Nine weeks ago, The Brooklyn Brewery’s brewmaster, Garrett Oliver, visited the Schneider brewery in Germany to brew Schneider-Brooklyner Hopfen-Weisse, the first half of this ground-breaking collaboration. This was essentially the same beer, but heavily dry-hopped with the Hallertauer Saphir variety of hop, grown in the fields near Kelheim. “Essentially,” said Oliver, “I brewed a beer in Germany to celebrate Schneider’s hop terroir, and now Hans-Peter is brewing a beer in Brooklyn to celebrate our hop terroir.” Garrett noted that this was the Schneider brewery’s first collaboration in its 400-year history. The bottle-conditioned Schneider-Brooklyner Hopfen-Weisse will be released on July 16th.


This collaboration grew out of the ten-year friendship between brewmasters Oliver and Drexler.
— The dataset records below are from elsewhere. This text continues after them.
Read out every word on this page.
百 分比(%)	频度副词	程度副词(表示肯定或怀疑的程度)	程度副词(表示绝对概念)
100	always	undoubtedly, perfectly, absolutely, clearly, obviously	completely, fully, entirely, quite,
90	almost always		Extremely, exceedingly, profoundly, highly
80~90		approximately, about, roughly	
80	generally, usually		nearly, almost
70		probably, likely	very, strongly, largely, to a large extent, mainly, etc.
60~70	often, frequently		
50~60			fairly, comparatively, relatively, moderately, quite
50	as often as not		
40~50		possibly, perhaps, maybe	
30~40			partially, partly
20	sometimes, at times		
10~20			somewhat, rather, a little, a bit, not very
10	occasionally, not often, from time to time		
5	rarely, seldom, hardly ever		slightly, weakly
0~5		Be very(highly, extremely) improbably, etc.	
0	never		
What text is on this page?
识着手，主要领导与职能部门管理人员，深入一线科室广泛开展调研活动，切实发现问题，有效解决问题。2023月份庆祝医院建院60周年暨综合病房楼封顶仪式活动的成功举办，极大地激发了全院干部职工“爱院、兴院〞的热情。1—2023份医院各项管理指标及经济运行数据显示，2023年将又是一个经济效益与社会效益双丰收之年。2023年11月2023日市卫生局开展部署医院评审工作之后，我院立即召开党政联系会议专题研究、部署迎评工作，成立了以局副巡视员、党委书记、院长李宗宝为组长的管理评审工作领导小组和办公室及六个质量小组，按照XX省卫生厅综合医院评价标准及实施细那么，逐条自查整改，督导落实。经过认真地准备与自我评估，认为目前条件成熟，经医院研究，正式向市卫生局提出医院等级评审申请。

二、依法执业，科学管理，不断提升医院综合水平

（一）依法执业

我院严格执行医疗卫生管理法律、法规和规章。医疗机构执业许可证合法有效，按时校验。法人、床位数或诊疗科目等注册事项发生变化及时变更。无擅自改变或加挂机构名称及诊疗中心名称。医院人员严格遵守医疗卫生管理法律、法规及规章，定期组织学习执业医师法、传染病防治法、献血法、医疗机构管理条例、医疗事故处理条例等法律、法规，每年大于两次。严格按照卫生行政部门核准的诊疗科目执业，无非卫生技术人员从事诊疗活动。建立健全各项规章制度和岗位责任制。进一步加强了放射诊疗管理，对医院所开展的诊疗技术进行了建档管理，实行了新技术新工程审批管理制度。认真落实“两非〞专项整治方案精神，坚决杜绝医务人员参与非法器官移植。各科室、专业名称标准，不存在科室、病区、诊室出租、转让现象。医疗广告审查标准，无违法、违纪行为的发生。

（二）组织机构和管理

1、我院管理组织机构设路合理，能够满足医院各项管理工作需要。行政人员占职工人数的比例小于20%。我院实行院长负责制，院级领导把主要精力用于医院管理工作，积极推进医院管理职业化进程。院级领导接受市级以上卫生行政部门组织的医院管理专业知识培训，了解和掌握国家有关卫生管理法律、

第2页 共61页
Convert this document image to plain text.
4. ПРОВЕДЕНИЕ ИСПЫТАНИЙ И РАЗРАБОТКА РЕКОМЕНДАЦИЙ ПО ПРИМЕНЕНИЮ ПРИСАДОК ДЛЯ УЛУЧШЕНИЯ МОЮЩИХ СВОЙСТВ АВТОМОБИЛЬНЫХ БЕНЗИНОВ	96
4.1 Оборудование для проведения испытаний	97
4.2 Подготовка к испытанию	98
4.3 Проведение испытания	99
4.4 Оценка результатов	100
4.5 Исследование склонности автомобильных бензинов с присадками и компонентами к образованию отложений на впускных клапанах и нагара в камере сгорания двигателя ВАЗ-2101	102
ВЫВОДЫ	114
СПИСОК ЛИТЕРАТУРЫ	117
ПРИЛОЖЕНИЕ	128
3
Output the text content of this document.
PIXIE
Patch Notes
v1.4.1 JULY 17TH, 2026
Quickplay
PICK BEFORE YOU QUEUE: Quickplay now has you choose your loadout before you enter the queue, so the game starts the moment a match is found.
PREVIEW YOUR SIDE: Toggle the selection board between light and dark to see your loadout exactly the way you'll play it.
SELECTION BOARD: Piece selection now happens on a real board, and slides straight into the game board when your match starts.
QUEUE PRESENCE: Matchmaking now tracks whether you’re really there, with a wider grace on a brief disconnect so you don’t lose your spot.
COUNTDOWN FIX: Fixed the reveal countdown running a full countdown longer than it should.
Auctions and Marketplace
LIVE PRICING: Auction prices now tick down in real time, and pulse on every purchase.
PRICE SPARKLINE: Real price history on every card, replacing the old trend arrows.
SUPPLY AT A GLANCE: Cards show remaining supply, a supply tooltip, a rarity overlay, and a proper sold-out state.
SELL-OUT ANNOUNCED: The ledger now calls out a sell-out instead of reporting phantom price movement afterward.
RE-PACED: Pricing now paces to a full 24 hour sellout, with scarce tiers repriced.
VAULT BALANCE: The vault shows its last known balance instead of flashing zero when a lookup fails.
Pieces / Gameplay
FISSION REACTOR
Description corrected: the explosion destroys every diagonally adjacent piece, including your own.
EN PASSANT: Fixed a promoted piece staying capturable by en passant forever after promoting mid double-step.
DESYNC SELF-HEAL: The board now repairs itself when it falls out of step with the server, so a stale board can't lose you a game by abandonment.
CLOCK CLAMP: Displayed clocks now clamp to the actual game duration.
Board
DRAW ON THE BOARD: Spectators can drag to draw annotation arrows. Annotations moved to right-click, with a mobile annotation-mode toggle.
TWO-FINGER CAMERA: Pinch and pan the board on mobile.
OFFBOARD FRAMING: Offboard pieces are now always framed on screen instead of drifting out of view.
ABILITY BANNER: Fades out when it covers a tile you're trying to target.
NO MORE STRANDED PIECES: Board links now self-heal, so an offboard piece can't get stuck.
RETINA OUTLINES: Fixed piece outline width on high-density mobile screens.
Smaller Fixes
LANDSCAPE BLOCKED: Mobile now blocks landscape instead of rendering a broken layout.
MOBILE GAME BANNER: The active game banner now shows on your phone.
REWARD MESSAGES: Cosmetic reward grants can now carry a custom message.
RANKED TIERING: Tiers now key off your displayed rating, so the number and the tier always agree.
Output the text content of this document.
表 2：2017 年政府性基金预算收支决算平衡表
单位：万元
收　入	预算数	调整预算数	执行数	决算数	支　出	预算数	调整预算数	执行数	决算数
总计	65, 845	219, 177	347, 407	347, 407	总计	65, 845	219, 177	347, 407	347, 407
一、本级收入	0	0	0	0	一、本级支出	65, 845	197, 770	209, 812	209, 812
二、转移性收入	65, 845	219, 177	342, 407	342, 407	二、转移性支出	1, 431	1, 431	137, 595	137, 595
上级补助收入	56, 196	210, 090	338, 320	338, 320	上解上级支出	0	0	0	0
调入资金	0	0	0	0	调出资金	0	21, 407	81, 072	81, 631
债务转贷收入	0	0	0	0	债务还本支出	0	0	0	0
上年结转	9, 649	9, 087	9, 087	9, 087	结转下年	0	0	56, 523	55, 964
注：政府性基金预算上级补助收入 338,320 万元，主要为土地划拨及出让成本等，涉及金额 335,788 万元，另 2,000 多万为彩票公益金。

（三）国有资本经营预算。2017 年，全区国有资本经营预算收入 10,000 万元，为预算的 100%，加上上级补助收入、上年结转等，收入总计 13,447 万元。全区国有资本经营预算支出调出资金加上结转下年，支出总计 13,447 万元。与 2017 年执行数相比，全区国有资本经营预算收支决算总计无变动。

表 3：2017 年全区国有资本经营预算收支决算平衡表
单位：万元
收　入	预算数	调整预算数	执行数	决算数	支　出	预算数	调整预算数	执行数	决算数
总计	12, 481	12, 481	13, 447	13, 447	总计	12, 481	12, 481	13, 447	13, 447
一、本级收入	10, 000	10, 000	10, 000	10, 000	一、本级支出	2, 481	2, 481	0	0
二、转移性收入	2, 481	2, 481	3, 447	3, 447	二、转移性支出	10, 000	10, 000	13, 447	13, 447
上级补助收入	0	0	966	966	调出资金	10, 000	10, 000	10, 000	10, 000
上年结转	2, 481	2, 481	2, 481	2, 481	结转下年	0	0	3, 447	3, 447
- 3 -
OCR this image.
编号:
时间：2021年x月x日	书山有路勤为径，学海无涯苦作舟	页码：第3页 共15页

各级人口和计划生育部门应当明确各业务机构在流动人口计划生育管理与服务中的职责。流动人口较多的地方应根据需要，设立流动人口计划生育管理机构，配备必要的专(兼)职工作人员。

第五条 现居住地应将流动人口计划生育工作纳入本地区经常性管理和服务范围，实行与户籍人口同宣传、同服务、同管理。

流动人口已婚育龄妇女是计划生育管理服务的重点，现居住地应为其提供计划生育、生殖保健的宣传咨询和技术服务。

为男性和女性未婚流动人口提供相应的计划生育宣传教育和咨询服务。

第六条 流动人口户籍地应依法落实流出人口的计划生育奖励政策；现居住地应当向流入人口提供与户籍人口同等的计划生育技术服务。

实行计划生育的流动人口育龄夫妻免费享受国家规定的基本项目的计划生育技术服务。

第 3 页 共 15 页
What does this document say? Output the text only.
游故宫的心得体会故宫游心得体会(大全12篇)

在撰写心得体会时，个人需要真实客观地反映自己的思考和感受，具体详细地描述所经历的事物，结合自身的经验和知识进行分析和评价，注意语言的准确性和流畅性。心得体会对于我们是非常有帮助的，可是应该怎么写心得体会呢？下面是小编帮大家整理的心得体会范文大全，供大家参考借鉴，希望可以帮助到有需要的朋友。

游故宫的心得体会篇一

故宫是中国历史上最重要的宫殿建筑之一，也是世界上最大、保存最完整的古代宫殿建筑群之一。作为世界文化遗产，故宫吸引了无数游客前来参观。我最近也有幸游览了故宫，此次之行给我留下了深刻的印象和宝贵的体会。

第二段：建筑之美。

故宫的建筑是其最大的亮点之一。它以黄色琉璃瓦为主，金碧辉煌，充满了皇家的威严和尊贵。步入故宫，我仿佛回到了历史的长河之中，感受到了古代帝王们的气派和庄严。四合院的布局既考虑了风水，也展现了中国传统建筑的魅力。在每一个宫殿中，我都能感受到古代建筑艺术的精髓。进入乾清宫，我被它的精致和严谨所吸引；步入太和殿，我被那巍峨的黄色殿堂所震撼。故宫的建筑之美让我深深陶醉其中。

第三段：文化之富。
Oliver had long admired the flavor and balance of Schneider’s wheat beers and Drexler had fallen in love with exuberant American hop aromatics on his several previous visits to The Brooklyn Brewery. The Schneider brewery brews only wheat beers, which are normally lightly hopped. When they decided to collaborate on these beers, both brewmasters immediately decided that the beers should be a celebration of hops. Both beers will be deep hazy gold with orange highlights, intense floral and citrus hop aromatics, snappy hop bitterness, and sweet fruit flavors imparted by the special yeast strain. The difference in the dry-hopping will deliver a different hop character to each of the beers. Says Drexler, “We did this collaboration in order to learn some things and to create some nice new beers, maybe even a new beer style. And, more importantly, to have fun.”